Arch McKennon (1841–1920)
aka: Archibald Smith McKennon
Archibald Smith McKennon was a Confederate military officer, storekeeper, lawyer, temperance advocate, and political activist in Arkansas in the latter part of the nineteenth century. These activities led to an appointment to the Commission to the Five Civilized Tribes, commonly known as the Dawes Commission. This committee negotiated land allotments to individual Native Americans in order to lessen tribal claims. This subsequently opened the area to white settlement in—and facilitated statehood for—the Oklahoma Territory.
Arch McKennon was born near Pulaski, Tennessee, on February 7, 1841. He was one of several children of Dr. Archibald McKennon and Sarah Smith McKennon, who had moved there from South Carolina. The family later immigrated to Arkansas and made their home in Carroll County in 1853. On September 15, 1861, McKennon married Virginia Arkansas Berry, sister of James H. Berry, a U.S. senator and Arkansas’s fourteenth governor.

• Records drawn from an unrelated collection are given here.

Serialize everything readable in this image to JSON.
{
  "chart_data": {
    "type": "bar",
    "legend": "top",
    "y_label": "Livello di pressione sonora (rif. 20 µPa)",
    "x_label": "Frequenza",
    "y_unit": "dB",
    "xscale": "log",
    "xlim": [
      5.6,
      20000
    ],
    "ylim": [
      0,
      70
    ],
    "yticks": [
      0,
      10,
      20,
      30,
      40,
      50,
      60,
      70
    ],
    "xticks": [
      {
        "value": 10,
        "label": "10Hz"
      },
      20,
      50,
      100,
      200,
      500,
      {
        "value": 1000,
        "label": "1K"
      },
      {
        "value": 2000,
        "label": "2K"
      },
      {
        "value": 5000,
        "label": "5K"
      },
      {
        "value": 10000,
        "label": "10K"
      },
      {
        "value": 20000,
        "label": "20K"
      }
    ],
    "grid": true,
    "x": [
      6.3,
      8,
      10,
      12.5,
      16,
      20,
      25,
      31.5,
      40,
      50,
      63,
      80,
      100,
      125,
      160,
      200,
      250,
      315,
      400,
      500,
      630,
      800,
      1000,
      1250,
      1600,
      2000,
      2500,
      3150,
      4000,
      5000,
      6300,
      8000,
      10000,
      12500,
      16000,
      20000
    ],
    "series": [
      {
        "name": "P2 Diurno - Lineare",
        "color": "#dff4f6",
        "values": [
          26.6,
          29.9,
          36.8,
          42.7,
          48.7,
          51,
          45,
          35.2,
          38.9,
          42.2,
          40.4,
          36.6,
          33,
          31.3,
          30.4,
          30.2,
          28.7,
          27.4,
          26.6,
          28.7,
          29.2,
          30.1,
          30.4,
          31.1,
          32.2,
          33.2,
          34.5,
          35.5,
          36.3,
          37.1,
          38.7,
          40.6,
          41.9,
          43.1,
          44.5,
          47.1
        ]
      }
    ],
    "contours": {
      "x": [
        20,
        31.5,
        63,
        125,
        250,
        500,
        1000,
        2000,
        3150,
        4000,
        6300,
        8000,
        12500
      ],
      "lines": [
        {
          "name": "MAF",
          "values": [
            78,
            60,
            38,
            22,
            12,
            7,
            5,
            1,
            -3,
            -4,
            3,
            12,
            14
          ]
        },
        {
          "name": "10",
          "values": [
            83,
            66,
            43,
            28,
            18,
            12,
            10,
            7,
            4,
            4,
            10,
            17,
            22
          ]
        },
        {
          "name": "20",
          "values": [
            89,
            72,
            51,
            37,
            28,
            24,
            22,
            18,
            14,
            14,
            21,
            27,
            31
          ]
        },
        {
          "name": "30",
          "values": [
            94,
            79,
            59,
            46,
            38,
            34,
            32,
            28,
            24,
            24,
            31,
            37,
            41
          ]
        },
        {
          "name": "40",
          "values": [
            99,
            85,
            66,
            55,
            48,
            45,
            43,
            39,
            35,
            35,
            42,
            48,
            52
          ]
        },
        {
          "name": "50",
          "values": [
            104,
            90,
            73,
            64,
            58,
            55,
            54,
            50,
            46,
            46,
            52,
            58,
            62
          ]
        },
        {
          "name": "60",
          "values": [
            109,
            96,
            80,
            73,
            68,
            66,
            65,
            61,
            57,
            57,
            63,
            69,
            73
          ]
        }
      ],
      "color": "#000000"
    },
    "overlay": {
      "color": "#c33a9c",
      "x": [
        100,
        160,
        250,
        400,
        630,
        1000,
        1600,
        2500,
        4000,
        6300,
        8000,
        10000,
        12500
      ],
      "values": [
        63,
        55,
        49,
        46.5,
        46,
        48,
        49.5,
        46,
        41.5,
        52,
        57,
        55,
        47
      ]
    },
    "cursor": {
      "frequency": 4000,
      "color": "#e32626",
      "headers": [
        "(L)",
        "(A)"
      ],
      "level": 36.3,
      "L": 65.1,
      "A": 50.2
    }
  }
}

McKennon enlisted in the Confederate army as a first lieutenant at Carrollton (Carroll County) on October 19, 1861. He served in Company K of the Fourth and Company E of the Sixteenth Arkansas infantry regiments. Captured at Port Hudson, Louisiana, on July 9, 1863, McKennon was imprisoned at Johnson’s Island, Ohio, and Point Lookout, Maryland. After a transfer to Fort Delaware, he was released in June 1865.
McKennon returned to Carroll County after the Civil War. He and Virginia had four children, and in 1867, they moved to Clarksville (Johnson County), where she died in 1874. McKennon married Hannah Basham of Clarksville in 1876, and they had ten children.
In Clarksville, McKennon and his business partner, Lorenzo N. Swaggerty, operated a general store and built matching brick homes. McKennon became a lawyer and served in the state Senate from 1878 to 1879. He was prosecuting attorney for the Fifth Judicial District from 1878 to 1882 and, during this tenure, was involved in a scandalous courtroom altercation with Judge George S. Cunningham in Clarksville. McKennon inflicted several knife wounds upon the judge; he was indicted and pleaded guilty. He was later fined and served a token prison sentence, but he remained a successful attorney.
While making the law his profession, McKennon participated in many civic activities. In the early 1870s, he joined other prominent Clarksville citizens to prevent the removal of the Johnson County seat from Clarksville to Spadra (Johnson County). He took part in the effort to locate Arkansas Cumberland College (now the University of the Ozarks) in Clarksville and also raised money for the school. McKennon served on the board of trustees of the Methodist church in Clarksville and also Hendrix College in Conway (Faulkner County). He supported temperance movements in Johnson County and served as president of the Prohibition State Alliance in 1891.
A staunch Democrat, McKennon campaigned for Grover Cleveland in the 1892 presidential election. President Cleveland subsequently appointed McKennon as an original member of the Commission to the Five Civilized Tribes in 1893. To fulfill his duties on the Dawes Commission, McKennon moved his family and his law practice to McAlester, Oklahoma. While serving on the commission, he campaigned vigorously against the distribution of alcoholic beverages in the territory, supporting the admission of Oklahoma as a state only under the condition of perpetual prohibition.
McKennon died on September 20, 1920, in McAlester and is buried in Oakland Cemetery in Clarksville.
For additional information:
Brown, Loren N. “The Dawes Commission.” Chronicles of Oklahoma 9 (March 1931): 76–77.
“Fight in the Courtroom.” Arkansas Gazette. May 19, 1888, p. 1.
“In the Interest of Temperance.” Arkansas Gazette. July 16, 1892, p. 1.
Langford, Ella M. History of Johnson County. Clarksville, AR: Johnson County Historical Society, 1981.
Obituary of Capt. A. S. M’Kennon. Arkansas Gazette. September 23, 1920, p. 8.
Obituary of Capt. A. S. McKennon. Clarksville Herald-Democrat. September 23, 1920, p. 3.